The port of Mombasa has now fully adopted a regional guarantee scheme for cargo cleared at the facility as partner states of the East African Community moved to seal tax leaks and improve efficiency through a seamless trade platform.
Starting February 1, all maritime products cleared under the Single Customs Territory (SCT) and the Transit Regime are now only secured by the Regional Customs Transit Guarantee (RCTG) instead of the previous National Transit Bond (CB8).
This follows a directive by the Kenya Revenue Authority (KRA) that targets to reap the full benefits of the SCT platform.
Kenya is a key gateway to the region as the Mombasa port handles imports such as fuel and consumer goods for Uganda, Burundi, Rwanda, South Sudan, the Democratic Republic of Congo and Somalia as well as exports such as tea and coffee from the region.
A customs transit guarantee scheme ensures that customs officials in a transit country receive proper payment for dues and duties for any goods moved through their territory.
Typically any person importing goods must deposit a security in form of cash, insurance bond or bank guarantee to cover for payment of custom duties or other charges due on the goods in every transit country in case the goods in transit are short landed or diverted for consumption in the country of transit.
The issue of depositing cash or lodging an insurance bond or bank guarantee at each country of transit has been criticised as serious drawback to trade because it’s costly as a result of the premium rates, bank charges and bond fees.
The national transit bond system has also been criticised for tying down huge sums of money and financial assets deposited in different countries and leading to delays at border crossing points as traders look for bonds, hence longer vehicle turn-around and transit times.
A regional scheme improves efficiency in customs operations, handing relief to traders and shippers.
Member states of the Common Market of Eastern and Southern Africa (Comesa) already have the Regional Customs Transit Guarantee scheme commonly known as RCTG Carnet or Comesa Carnet.
Statistics show that the implementation of the RCTG Carnet more than five years ago has helped reduce the cost of transit trade and transport between 10-15 per cent and enhanced competitiveness through the expansion of regional and global trade.
Trade in East Africa has become increasingly seamless following the adoption of the single customs territory.
Under the SCT deal that began in 2014, clearing agents within EAC have been granted rights to relocate and carry out their duties in any of the partner states as part of a strategy to improve flow of goods and curb dumping.

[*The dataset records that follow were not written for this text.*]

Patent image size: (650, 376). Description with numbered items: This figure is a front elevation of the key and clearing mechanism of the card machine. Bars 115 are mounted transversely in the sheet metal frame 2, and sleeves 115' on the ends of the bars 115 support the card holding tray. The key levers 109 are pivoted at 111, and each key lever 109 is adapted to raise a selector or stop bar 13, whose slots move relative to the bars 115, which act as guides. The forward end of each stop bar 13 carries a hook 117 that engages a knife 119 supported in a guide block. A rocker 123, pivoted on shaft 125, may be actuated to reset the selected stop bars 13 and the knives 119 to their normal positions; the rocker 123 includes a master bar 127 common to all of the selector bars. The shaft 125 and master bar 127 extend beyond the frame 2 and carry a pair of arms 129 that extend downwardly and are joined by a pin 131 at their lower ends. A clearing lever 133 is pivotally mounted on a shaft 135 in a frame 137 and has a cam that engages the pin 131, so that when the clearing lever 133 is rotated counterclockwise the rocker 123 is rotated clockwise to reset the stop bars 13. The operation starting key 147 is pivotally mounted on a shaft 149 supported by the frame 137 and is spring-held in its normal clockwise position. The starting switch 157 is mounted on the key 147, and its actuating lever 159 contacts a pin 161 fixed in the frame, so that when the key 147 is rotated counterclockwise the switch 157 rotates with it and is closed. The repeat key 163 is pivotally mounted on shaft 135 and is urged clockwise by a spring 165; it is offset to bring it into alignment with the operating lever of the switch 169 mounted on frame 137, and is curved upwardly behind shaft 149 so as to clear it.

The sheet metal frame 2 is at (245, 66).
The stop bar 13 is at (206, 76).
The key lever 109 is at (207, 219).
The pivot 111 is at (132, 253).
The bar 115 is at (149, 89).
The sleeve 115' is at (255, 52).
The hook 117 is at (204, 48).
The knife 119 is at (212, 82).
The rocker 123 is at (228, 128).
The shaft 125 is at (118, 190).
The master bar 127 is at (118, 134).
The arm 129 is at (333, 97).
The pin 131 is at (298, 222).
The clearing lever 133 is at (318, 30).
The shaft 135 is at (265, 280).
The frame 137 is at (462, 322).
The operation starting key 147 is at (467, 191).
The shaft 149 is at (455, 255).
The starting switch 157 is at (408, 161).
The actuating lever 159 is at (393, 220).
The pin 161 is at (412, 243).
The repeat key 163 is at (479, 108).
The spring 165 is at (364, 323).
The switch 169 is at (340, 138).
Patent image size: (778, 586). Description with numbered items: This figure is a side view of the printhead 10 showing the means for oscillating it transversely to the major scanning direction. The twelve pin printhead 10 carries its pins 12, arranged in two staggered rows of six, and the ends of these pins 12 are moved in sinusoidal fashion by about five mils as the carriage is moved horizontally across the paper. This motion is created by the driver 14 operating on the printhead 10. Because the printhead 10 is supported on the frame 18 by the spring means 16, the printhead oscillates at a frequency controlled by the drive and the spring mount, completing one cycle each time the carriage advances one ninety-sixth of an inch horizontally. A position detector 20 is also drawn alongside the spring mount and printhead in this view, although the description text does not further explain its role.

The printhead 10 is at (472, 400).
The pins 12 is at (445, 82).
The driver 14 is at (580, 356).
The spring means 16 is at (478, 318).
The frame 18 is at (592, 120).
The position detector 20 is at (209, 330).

Kenya, Rwanda and Uganda were the first to take up the SCT arrangement starting April 1, 2014, with Tanzania joining the scheme two months later.
Besides the SCT and RCTG, Kenya, Rwanda and Uganda have also adopted a joint electronic cargo tracking system to bolster the fight against dumping of cargo on transit.
KRA commissioner-general John Njiraini said the regional cargo tracking system would enable the three countries to seamlessly monitor cargo from Mombasa to Kigali and eventually Juba, curbing revenue leaks.
“This approach will remove the opportunities presently exploited by crooks at the changeover of seals at border points by requiring affixation of only one seal to be disarmed on arrival at destination,” he said.
The three countries at a meeting in Mombasa on January 16 agreed to establish joint enforcement teams to police transit cargo operations, besides other actions including the centralisation of transit cargo clearance at the Kilindini port.
The tracking system comprises satellites, a central monitoring centre and special electronic seals fitted on cargo containers and trucks, which give the precise location of goods in real time.
The system triggers an alarm whenever there is diversion from the designated route, an unusually long stopover or when someone attempts to open a container.
Besides curbing theft of cargo, the system also helps to seal loopholes that cause the country losses in revenue through suspected under-declaration of the value of exports or theft of cargo.
“The new system’s key strength is that unlike presently, the three Northern Corridor countries shall use one system and one platform, with seamless visibility from Mombasa to Kigali and eventually Juba,” Mr Njiraini said.
KRA in its recently launched sixth strategic plan for 2015-2018 banks on the implementation of the electronic cargo tracking system to help minimise revenue leaks due to diversion of cargo.
Kenya introduced the system in July 2009 as it intensified its purge against dumping of transit goods in the local market.